Robert,
On 12/9/20 21:31, Robert Turner wrote:
Actually, one incorrect statement in my previous response. testssl.sh
didn't report the details of the certificate chain, only that it was
broken. I used https://ssllabs.com/ssltest/analyze.html as well, and it
reported the specific details of the certificate chain (and that the chain
was also broken).
Sorry about that.
No problem.
Sad to see that the single-file didn't work, though Tomcat should have
known enough to link server cert + chain cert in the <Certificate> in a
way that httpd actually can't be configured to do. (In httpd, it appears
that single-file cert+chain ought to work, though I haven't tried it).
I will have to look more deeply at how Tomcat constructs those chains.
Tomcat creates a Keystore in memory containing all those PEM
certificates and hands it off to to the Java ServerSocketFactory which
makes all the decisions about which certificates and chains it will provide.

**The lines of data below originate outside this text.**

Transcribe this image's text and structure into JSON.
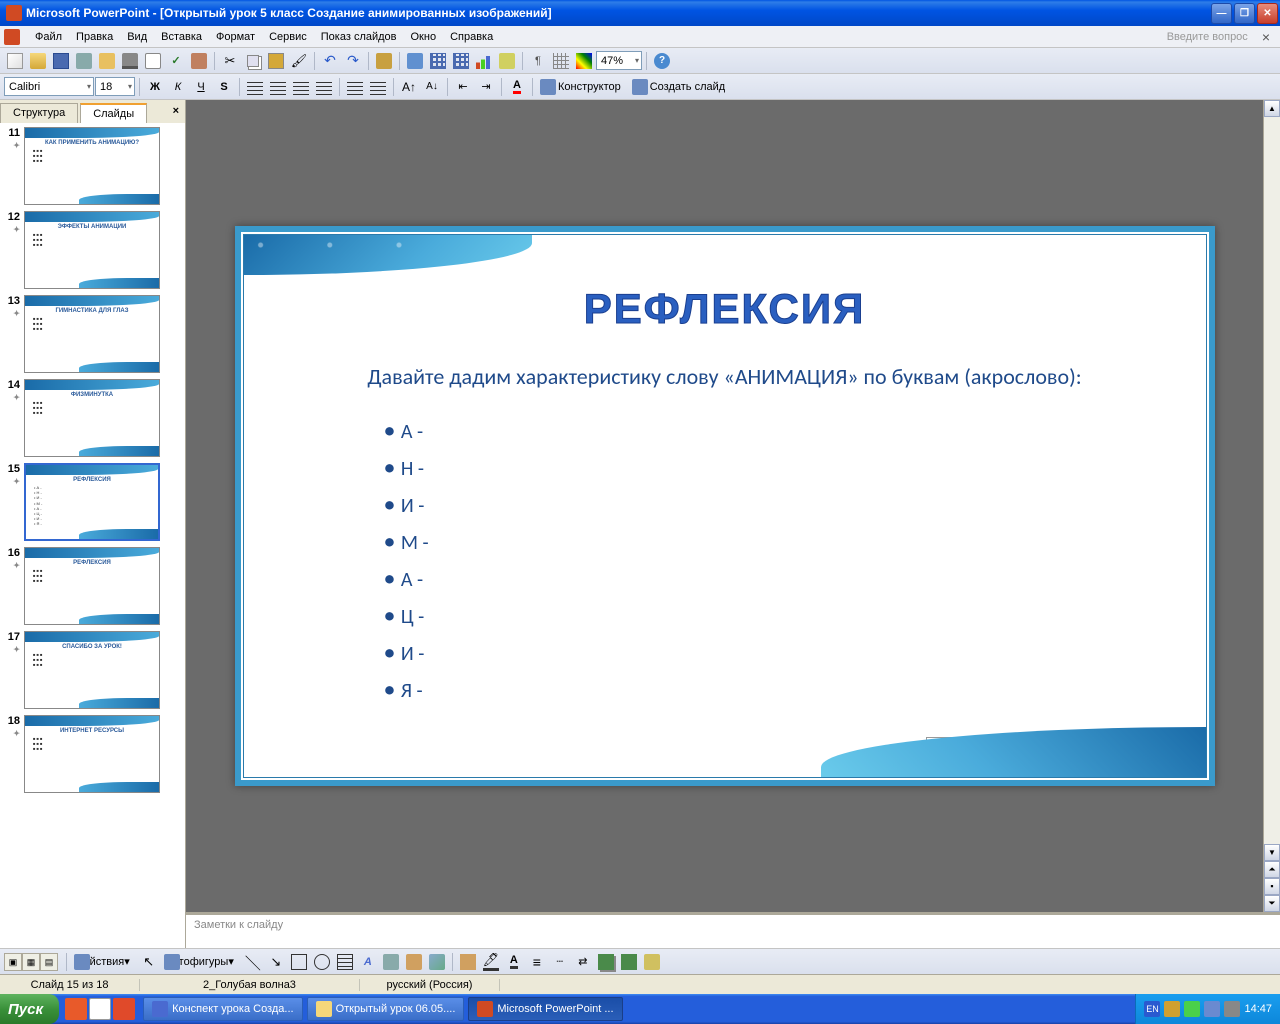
{
  "title": "Microsoft PowerPoint - [Открытый урок 5 класс Создание анимированных изображений]",
  "menu": {
    "file": "Файл",
    "edit": "Правка",
    "view": "Вид",
    "insert": "Вставка",
    "format": "Формат",
    "service": "Сервис",
    "slideshow": "Показ слайдов",
    "window": "Окно",
    "help": "Справка",
    "question": "Введите вопрос"
  },
  "toolbar1": {
    "zoom": "47%"
  },
  "toolbar2": {
    "font": "Calibri",
    "size": "18",
    "bold": "Ж",
    "italic": "К",
    "underline": "Ч",
    "shadow": "S",
    "constructor": "Конструктор",
    "newslide": "Создать слайд"
  },
  "tabs": {
    "outline": "Структура",
    "slides": "Слайды"
  },
  "thumbnails": [
    {
      "n": "11",
      "title": "КАК ПРИМЕНИТЬ АНИМАЦИЮ?"
    },
    {
      "n": "12",
      "title": "ЭФФЕКТЫ АНИМАЦИИ"
    },
    {
      "n": "13",
      "title": "ГИМНАСТИКА ДЛЯ ГЛАЗ"
    },
    {
      "n": "14",
      "title": "ФИЗМИНУТКА"
    },
    {
      "n": "15",
      "title": "РЕФЛЕКСИЯ",
      "selected": true
    },
    {
      "n": "16",
      "title": "РЕФЛЕКСИЯ"
    },
    {
      "n": "17",
      "title": "СПАСИБО ЗА УРОК!"
    },
    {
      "n": "18",
      "title": "ИНТЕРНЕТ РЕСУРСЫ"
    }
  ],
  "slide": {
    "title": "РЕФЛЕКСИЯ",
    "subtitle": "Давайте дадим характеристику слову «АНИМАЦИЯ» по буквам (акрослово):",
    "items": [
      "А  -",
      "Н  -",
      "И  -",
      "М -",
      "А  -",
      "Ц  -",
      "И  -",
      "Я  -"
    ]
  },
  "notes": "Заметки к слайду",
  "drawbar": {
    "actions": "Действия",
    "autoshapes": "Автофигуры"
  },
  "status": {
    "slide": "Слайд 15 из 18",
    "theme": "2_Голубая волна3",
    "lang": "русский (Россия)"
  },
  "taskbar": {
    "start": "Пуск",
    "items": [
      {
        "label": "Конспект урока Созда...",
        "color": "#4a6ad0"
      },
      {
        "label": "Открытый урок 06.05....",
        "color": "#f5d77a"
      },
      {
        "label": "Microsoft PowerPoint ...",
        "color": "#d04a23",
        "active": true
      }
    ],
    "lang": "EN",
    "time": "14:47"
  }
}
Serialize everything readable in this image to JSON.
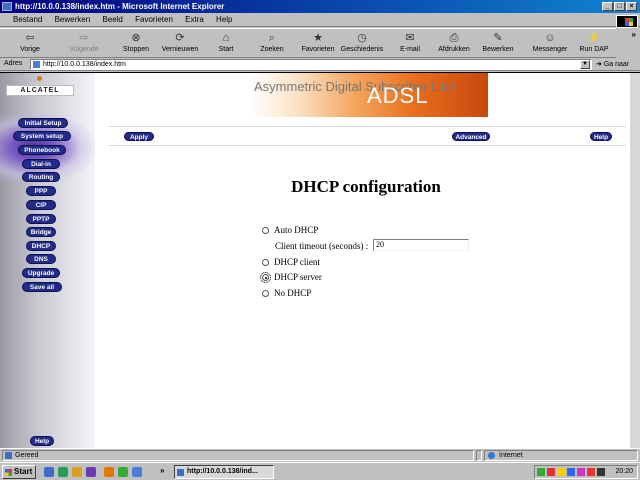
{
  "window": {
    "title": "http://10.0.0.138/index.htm - Microsoft Internet Explorer",
    "controls": [
      "_",
      "□",
      "×"
    ]
  },
  "menu": [
    "Bestand",
    "Bewerken",
    "Beeld",
    "Favorieten",
    "Extra",
    "Help"
  ],
  "toolbar": {
    "buttons": [
      {
        "label": "Vorige",
        "icon": "back-arrow-icon",
        "glyph": "⇦"
      },
      {
        "label": "Volgende",
        "icon": "forward-arrow-icon",
        "glyph": "⇨"
      },
      {
        "label": "Stoppen",
        "icon": "stop-icon",
        "glyph": "⊗"
      },
      {
        "label": "Vernieuwen",
        "icon": "refresh-icon",
        "glyph": "⟳"
      },
      {
        "label": "Start",
        "icon": "home-icon",
        "glyph": "⌂"
      },
      {
        "label": "Zoeken",
        "icon": "search-icon",
        "glyph": "⌕"
      },
      {
        "label": "Favorieten",
        "icon": "favorites-icon",
        "glyph": "★"
      },
      {
        "label": "Geschiedenis",
        "icon": "history-icon",
        "glyph": "◷"
      },
      {
        "label": "E-mail",
        "icon": "mail-icon",
        "glyph": "✉"
      },
      {
        "label": "Afdrukken",
        "icon": "print-icon",
        "glyph": "⎙"
      },
      {
        "label": "Bewerken",
        "icon": "edit-icon",
        "glyph": "✎"
      },
      {
        "label": "Messenger",
        "icon": "messenger-icon",
        "glyph": "☺"
      },
      {
        "label": "Run DAP",
        "icon": "dap-icon",
        "glyph": "⚡"
      }
    ],
    "overflow": "»"
  },
  "address": {
    "label": "Adres",
    "url": "http://10.0.0.138/index.htm",
    "go": "Ga naar"
  },
  "page": {
    "brand": "ALCATEL",
    "banner_text": "Asymmetric Digital Subscriber Line",
    "banner_big": "ADSL",
    "nav": [
      "Initial Setup",
      "System setup",
      "Phonebook",
      "Dial-in",
      "Routing",
      "PPP",
      "CIP",
      "PPTP",
      "Bridge",
      "DHCP",
      "DNS",
      "Upgrade",
      "Save all"
    ],
    "bottom_help": "Help",
    "apply": "Apply",
    "advanced": "Advanced",
    "help": "Help",
    "heading": "DHCP configuration",
    "options": {
      "auto": "Auto DHCP",
      "timeout_label": "Client timeout (seconds) :",
      "timeout_value": "20",
      "client": "DHCP client",
      "server": "DHCP server",
      "none": "No DHCP"
    },
    "selected": "DHCP server"
  },
  "status": {
    "text": "Gereed",
    "zone": "Internet"
  },
  "taskbar": {
    "start": "Start",
    "task": "http://10.0.0.138/ind...",
    "clock": "20:20"
  }
}
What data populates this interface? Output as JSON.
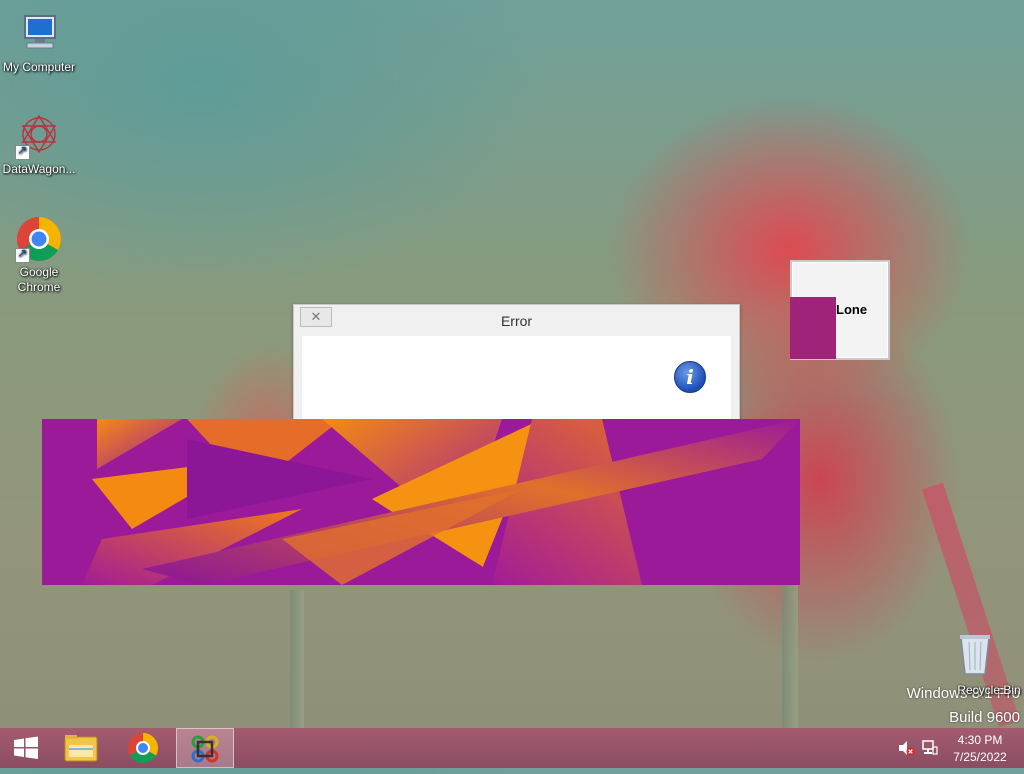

But each certificate specifies its signer's identity and the signer's
certificate is available, so ... I don't see why there would be any
confusion in there.
When you use OpenSSL (which you ARE using, though the APR connector is
disabled based upon the useAprConnector="false" you can see on startup),
the process is the same except that the certificate and key material are
extracted from the KeyStore as if it were specified in PEM files. So it
should (theoretically) all be the same.
Something isn't quite right.
This will probably take me a long while to figure out (because of my
lack of familiarity with the code and even what's expected to happen),
but others (ahem, Markt) can probably answer from memory and maybe even
get it patched quickly.
So... apologies if this takes a while to investigate.